Re: Long Wave broadcasting over telephone lines - Swiss style
Jason,
While I do not know all the exact technical details, I saw the Swiss Radio (SRG SSR) Wire Broadcasting "in action" as a listener during visits to that country many years ago. (1970s - 1980s?) Several hotels that I stayed in had a small radio in each guest room that was part of the Wire Broadcasting system. Basically these were small old tube sets, like a small AM table radio (in wood cabinets with cloth speaker covers, no less!). There was a volume/on/off control and a channel selector, which was either six pushbuttons or a rotary switch to select one of the 6 channels. There was an AC power cord and a separate UTP (Universal Tristed Pair) - style wire coming off the back of the set and plugged into a dedicated jack like a phone jack in the wall. The real phone however had a separate jack of a different type, so it would appear that the phone lines used for this system were separate from the regular telco lines.
The programming was usually rotated off the regular SRG SSR channels, of which there were proabaly one to two dozen, with multiple channels of all four Swiss languages, plus English from their shortwave programming.
I don't know the licensing deal there, but SRG SSR was at that time basically a non-profit monopoly (almost quasi-Govermnent) and the phone company was Government-owned, and like most Swiss institutions they probably cooperated. Also, radio and TV was supported mostly by license fees paid by people who owned radio sets (and TVs). If you didn't own a radio, you paid no fee, but if you did own one and neglected to pay your license fee, that was considered a (minor) crime.
I heard from some locals that also personally subscribed to the wire broadcasting for a fee.

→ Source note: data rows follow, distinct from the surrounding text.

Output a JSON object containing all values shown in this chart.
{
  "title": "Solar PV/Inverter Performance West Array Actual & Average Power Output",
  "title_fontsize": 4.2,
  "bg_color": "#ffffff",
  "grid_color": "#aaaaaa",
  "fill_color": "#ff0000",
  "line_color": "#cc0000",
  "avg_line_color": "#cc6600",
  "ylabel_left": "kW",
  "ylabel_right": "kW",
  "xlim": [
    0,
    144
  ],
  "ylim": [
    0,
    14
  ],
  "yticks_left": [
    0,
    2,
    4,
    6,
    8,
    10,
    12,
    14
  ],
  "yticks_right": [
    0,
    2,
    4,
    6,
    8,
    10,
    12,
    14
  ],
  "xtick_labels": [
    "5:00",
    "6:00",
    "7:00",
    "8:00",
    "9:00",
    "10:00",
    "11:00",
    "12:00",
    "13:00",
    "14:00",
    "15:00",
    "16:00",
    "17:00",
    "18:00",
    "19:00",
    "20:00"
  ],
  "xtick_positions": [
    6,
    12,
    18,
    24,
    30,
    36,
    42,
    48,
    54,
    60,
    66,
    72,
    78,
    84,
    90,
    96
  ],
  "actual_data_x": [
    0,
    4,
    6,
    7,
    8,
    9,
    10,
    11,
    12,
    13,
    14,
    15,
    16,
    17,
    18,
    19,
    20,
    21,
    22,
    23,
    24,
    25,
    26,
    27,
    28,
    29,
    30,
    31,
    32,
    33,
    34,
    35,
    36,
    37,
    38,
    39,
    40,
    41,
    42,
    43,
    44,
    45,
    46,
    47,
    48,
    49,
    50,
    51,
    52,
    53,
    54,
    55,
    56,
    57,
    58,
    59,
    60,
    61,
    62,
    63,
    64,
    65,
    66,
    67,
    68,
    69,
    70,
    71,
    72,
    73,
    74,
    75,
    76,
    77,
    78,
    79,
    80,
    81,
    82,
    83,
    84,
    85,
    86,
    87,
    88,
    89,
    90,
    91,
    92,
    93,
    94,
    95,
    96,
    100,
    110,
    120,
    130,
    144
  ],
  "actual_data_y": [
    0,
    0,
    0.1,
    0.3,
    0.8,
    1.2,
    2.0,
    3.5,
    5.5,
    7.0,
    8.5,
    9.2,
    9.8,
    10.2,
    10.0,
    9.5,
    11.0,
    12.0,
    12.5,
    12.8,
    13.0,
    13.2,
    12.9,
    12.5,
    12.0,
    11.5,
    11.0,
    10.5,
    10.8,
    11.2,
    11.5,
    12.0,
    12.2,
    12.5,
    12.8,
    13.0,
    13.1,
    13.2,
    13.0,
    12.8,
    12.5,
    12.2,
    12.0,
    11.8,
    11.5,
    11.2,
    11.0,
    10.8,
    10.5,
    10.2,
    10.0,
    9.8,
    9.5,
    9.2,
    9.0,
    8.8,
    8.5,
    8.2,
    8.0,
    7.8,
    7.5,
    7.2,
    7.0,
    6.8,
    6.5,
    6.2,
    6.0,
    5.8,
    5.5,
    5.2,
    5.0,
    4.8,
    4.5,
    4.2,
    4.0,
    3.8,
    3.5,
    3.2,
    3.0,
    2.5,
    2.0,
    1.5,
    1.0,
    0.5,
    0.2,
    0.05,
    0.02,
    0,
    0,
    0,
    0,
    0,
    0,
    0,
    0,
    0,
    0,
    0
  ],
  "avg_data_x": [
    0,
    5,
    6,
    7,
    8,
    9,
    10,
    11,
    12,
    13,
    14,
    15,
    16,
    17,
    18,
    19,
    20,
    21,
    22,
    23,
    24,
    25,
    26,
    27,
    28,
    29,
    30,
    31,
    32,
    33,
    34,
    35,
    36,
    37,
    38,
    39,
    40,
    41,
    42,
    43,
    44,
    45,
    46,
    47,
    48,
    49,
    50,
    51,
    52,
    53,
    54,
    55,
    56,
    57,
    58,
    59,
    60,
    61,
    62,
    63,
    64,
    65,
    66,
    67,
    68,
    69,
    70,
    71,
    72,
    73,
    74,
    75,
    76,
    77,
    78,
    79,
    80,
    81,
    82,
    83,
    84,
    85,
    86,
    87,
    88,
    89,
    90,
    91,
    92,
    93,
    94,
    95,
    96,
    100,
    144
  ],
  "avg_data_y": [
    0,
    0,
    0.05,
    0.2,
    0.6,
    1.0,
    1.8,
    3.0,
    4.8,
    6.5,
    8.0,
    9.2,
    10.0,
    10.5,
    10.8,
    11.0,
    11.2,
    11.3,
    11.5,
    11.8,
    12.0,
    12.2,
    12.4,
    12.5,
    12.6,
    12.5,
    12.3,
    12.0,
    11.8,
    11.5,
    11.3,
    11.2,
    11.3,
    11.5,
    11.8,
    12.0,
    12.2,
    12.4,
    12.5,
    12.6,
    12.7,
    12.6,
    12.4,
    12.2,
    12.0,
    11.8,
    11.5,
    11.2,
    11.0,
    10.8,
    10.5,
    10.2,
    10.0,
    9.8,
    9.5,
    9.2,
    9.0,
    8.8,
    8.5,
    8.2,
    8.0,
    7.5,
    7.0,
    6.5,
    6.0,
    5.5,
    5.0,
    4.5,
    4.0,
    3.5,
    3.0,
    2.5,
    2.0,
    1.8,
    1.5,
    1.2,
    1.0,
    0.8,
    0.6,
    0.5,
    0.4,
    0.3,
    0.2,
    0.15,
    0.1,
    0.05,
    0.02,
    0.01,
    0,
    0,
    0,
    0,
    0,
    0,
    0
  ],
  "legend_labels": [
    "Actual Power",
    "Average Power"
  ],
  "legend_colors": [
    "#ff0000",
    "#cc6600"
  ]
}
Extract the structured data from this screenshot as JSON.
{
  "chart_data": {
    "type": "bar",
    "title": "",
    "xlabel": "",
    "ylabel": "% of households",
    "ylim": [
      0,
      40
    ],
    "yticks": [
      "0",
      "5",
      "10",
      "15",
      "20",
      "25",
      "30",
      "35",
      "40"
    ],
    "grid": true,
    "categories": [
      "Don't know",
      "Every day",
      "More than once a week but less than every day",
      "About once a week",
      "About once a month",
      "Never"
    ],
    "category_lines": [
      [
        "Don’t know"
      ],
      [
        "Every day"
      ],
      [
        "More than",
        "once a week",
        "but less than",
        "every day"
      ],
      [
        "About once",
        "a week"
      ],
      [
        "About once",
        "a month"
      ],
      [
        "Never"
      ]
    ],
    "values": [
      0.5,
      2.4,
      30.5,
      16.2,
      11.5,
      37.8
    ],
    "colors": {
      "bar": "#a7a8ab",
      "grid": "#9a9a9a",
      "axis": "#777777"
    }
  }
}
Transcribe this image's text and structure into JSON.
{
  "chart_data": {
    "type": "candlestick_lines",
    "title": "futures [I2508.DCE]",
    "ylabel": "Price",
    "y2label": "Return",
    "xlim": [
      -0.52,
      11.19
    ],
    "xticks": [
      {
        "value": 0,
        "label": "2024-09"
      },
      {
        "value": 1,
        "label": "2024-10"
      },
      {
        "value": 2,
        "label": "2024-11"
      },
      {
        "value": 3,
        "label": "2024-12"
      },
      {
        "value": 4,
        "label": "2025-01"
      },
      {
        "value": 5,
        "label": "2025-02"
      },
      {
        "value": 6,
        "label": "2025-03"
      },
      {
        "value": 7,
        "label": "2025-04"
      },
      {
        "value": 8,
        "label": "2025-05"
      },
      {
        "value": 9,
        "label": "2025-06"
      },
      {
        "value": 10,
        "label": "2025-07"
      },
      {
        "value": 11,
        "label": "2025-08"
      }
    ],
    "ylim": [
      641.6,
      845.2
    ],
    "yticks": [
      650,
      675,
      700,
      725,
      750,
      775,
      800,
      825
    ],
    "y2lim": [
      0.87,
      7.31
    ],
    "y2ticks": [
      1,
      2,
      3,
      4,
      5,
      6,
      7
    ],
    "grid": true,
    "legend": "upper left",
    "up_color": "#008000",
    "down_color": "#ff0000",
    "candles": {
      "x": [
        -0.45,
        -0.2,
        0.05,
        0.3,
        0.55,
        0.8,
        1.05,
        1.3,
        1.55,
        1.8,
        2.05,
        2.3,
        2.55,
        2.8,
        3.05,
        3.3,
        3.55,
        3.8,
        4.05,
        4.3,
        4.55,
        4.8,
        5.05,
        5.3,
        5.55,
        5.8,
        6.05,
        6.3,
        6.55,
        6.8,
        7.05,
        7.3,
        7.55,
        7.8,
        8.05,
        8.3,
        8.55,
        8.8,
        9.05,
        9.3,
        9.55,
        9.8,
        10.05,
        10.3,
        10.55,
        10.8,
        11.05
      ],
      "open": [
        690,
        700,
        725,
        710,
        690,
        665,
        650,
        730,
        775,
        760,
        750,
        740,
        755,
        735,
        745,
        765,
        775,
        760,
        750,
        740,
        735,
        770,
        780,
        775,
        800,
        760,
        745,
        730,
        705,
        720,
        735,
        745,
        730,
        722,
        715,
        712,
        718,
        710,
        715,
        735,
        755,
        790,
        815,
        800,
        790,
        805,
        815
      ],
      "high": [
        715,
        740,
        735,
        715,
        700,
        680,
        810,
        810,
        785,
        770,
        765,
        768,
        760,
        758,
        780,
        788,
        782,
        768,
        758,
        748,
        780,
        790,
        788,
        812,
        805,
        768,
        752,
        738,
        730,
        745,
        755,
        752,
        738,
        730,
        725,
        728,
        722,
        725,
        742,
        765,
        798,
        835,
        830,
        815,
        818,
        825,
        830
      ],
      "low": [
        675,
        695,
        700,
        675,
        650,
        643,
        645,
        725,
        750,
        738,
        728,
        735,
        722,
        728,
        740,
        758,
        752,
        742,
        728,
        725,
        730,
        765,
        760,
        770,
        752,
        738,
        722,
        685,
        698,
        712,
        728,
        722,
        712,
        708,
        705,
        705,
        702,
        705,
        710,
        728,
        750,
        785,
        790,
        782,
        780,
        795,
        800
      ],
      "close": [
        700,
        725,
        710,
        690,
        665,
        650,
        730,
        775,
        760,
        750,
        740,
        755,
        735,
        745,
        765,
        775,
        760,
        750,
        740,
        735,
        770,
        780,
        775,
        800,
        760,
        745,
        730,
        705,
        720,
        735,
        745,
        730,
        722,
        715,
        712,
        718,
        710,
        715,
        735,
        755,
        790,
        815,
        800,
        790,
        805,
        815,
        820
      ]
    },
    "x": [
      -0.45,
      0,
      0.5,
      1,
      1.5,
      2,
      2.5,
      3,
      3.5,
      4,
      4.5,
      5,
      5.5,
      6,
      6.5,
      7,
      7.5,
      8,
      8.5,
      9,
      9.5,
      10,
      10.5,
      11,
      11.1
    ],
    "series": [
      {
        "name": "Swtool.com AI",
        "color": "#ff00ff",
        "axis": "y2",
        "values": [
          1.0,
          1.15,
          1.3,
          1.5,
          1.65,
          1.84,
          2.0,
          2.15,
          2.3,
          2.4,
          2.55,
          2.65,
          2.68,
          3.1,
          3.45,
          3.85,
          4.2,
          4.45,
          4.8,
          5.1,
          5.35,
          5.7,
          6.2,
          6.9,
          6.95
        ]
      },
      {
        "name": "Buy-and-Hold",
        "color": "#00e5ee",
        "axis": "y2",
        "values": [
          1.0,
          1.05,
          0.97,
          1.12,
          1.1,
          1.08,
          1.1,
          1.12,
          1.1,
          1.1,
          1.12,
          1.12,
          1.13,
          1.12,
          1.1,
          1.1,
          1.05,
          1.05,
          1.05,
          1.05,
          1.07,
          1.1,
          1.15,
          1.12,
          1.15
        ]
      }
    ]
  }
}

I think the technical issues that lead to the development of wire broadcasting had to do with the challenges of good radio reception in the high, long, narrow and very sparsely populated valleys in the Alps. It would have been very costly to set up enough translator transmitters to ensure uniform and good coverage throughout the country. Imagine having to build a transmitter site miles from the power grid and equip it with the costly broadcast equipment (think 1950s or 1960s) up on mountains in a hostile environment. And then you only reached an additional 2,000 or 5,000 people if you were lucky.
And even in the cities, the hotels were concrete and steel girder structures that made a mess of regular AM reception. So the wire system was appealing there as well.
I think some other Western European countries, like Germany, the Netherlands, and others, had Wire Broadcasting as well.
Obviously broadcast technology eventually caught up. But it was a novel idea.